The first half of the story was watched on the plane. The light comedy with laughs, the scenery of New York, the maturity of Robert De Niro, and Anne Hathaway's costume were the points that attracted me to watch it. I saw half of the plane landed, and I planned to go home and watch it again, but I didn't expect to finish it after two months.
The story is very simple. A former vice president of the telephone company who was doing nothing with his pension plans to find something for himself, and ended up working as an intern at an online shopping company for women's clothing. Between ancient and modern, pens and computers, phonebooks and facebooks, handkerchiefs and tissues, traditional marketing and e-commerce, there is certainly enough drama conflict to support a two-hour comedy.
It was originally an ordinary comedy, but after seeing it, something in it still moved me. The first thing that struck me was how well Anne Hathaway's pain was portrayed. This is the question every professional woman has to face: When your career is successful and your relationship is in trouble, do you blame others or yourself?
I used to blame myself. I took it for granted at the time, but now it's weird that people around me are looking for problems from me. Now it seems ridiculous to blame yourself for someone else's mistakes. And now I know it's too late. The result may still be the same, but if I could do it all over again, I wouldn't have dealt with it that way. Watching this movie feels like my life has started all over again.
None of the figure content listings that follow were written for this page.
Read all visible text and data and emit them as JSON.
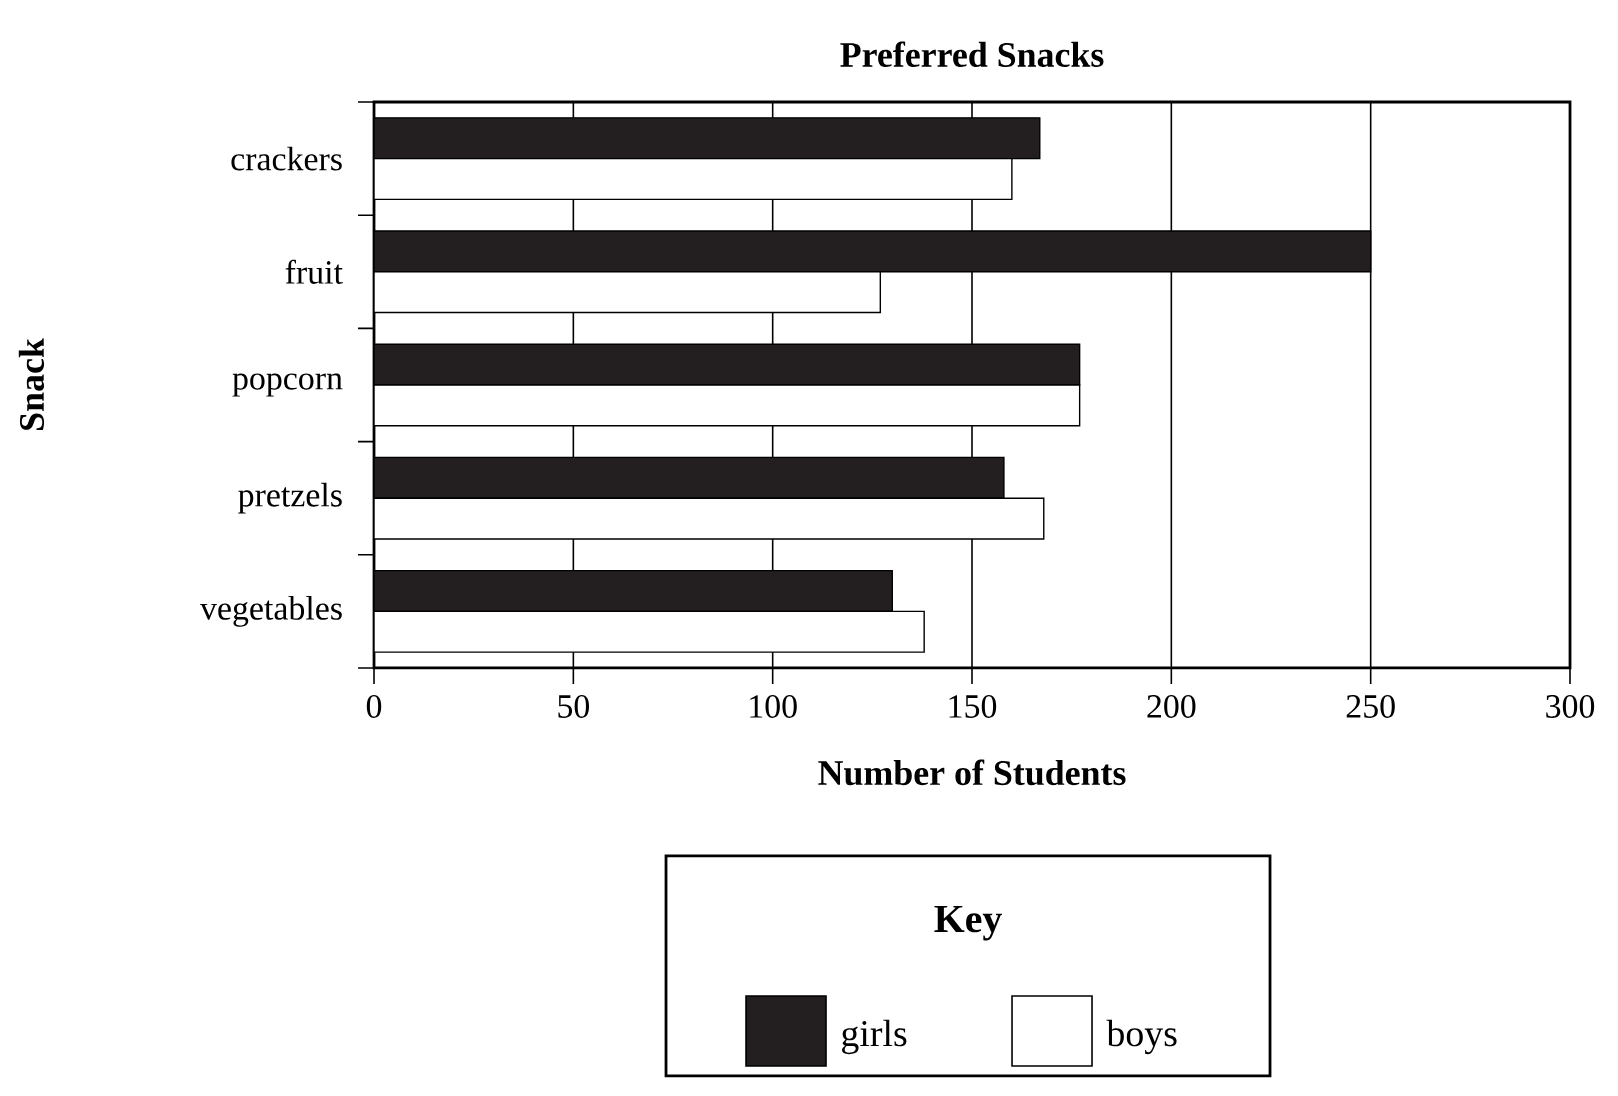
{
  "chart_data": {
    "type": "bar",
    "orientation": "horizontal",
    "title": "Preferred Snacks",
    "xlabel": "Number of Students",
    "ylabel": "Snack",
    "legend_title": "Key",
    "categories": [
      "crackers",
      "fruit",
      "popcorn",
      "pretzels",
      "vegetables"
    ],
    "series": [
      {
        "name": "girls",
        "color": "#231f20",
        "values": [
          167,
          250,
          177,
          158,
          130
        ]
      },
      {
        "name": "boys",
        "color": "#ffffff",
        "values": [
          160,
          127,
          177,
          168,
          138
        ]
      }
    ],
    "xlim": [
      0,
      300
    ],
    "xticks": [
      0,
      50,
      100,
      150,
      200,
      250,
      300
    ],
    "grid": "x",
    "legend": "bottom"
  }
}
"At this time, you need a reliable person." Jules is lucky, she has found an intern with forty years of work experience and seventy years of life experience, the life experience of the elderly -- or mature people is the most precious wealth. Not just work, not just dealing with family problems, but a sigh of a life polished by time.
But Ben isn't just a mentor in life, and the movie isn't just a dualistic master-apprentice tune. What impresses me even more is that the feelings of the two of them are exchanged for a few minutes. In the hotel where the fire "remains after the disaster", for a few minutes, one old and one young lie on the bed of the hotel, a husband thinking about cheating, and a wife thinking about death. There were old Hollywood movies on the TV, and both of them had tears in their eyes. Ben didn't pass on any life experience, and Jules didn't worship as a little fan girl. At this time, they had the same feeling, the feeling of life and the feeling of regret in life. In those few minutes, the film can even be said to be a bit out of the commercial film, and the rhythm of the rising art film.
I don't like Jules and her husband reconciling at the end of the movie. This plot pulls the movie back to the way of a commercial film. Besides, why have I never seen a woman cheating in a movie, and there is still a happy ending?